Date of Award

2021

Document Type

Dissertation

Degree Name

Doctor of Philosophy (PhD)

Department

Public Health Sciences

College

College of Graduate Studies

First Advisor

Edith M. Williams

Second Advisor

Kathleen B. Cartmell

Third Advisor

Renee' H. Martin

Fourth Advisor

James R. Roberts

Fifth Advisor

Brian Neelon

Sixth Advisor

Jeffrey E. Korte

Abstract

Since its introduction in 2006, the human papilloma virus (HPV) vaccine has made substantial developments. The use of the vaccine was expanded to include males.

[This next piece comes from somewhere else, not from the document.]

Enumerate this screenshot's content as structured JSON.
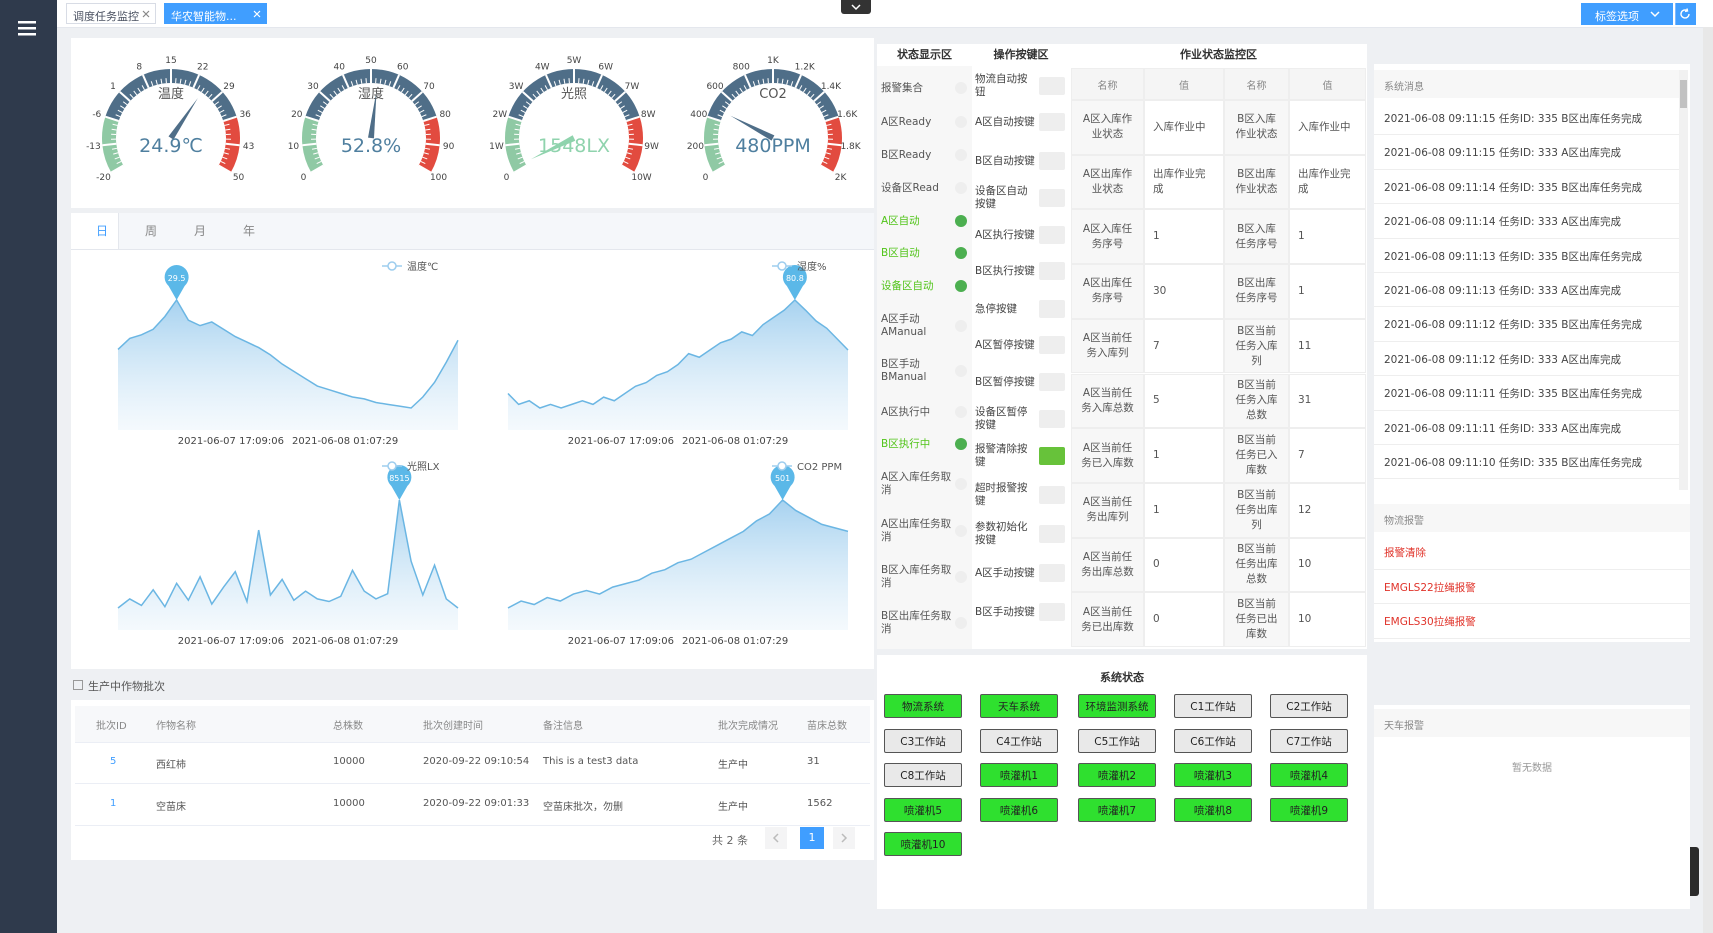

The completion dose series was decreased from three to two shots, if started before the age of 15. The cost of the vaccine is fully covered by private insurance and public programs for various ages ranging from 9 to 26 years old1. With these improvements the HPV vaccine has the capability to safely and significantly prevent and reduce many cancers that cause the deaths of women and men across the United 1,2. Therefore, the underuse of the HPV vaccine is a serious but correctable threat to progress against cancer3,4. During 2012-2016, an estimated average of 34,800 HPV-attributable cancers were diagnosed each year. Among these estimated cancers, 92% were attributable to the HPV types that are included in the 9-valent HPV vaccine and could have been prevented if HPV vaccine recommendations were followed5. However, HPV vaccination rates across the U.S. remain low6. Using public health data sources, choropleth maps, new variables of Health Department (HD) clinic access and prediction modeling, this research advanced the field of health services research by informing the third goal of the President’s Cancer Panel 2012-2013 report: maximize access to HPV vaccination3. The short-term impact of this research quantified and located HPV vaccination for adolescents, in addition to highlighting prognostic indicators of access and identifying barriers to HPV vaccination uptake among HD clinics at the county level in Georgia. The long-term impact of this research provided greater insight for targeting efforts to optimize HPV vaccine uptake at the county level in South Carolina and in other states with low HPV vaccination coverage. This research demonstrated the important use of small area estimation by public health professionals in states with low HPV vaccination coverage and limited or no immunization registry data for small geographic areas. This research provided valuable data toward the access of vaccination services and the dissemination and implementation of HPV vaccination interventions at the county level. Ultimately the findings from this study may be used to predict correlations to the incidence of HPV-associated cancers, which may help reduce public health costs, morbidity and mortality related to HPV infections in the United States.

Comments

Citations in abstract listed in dissertation.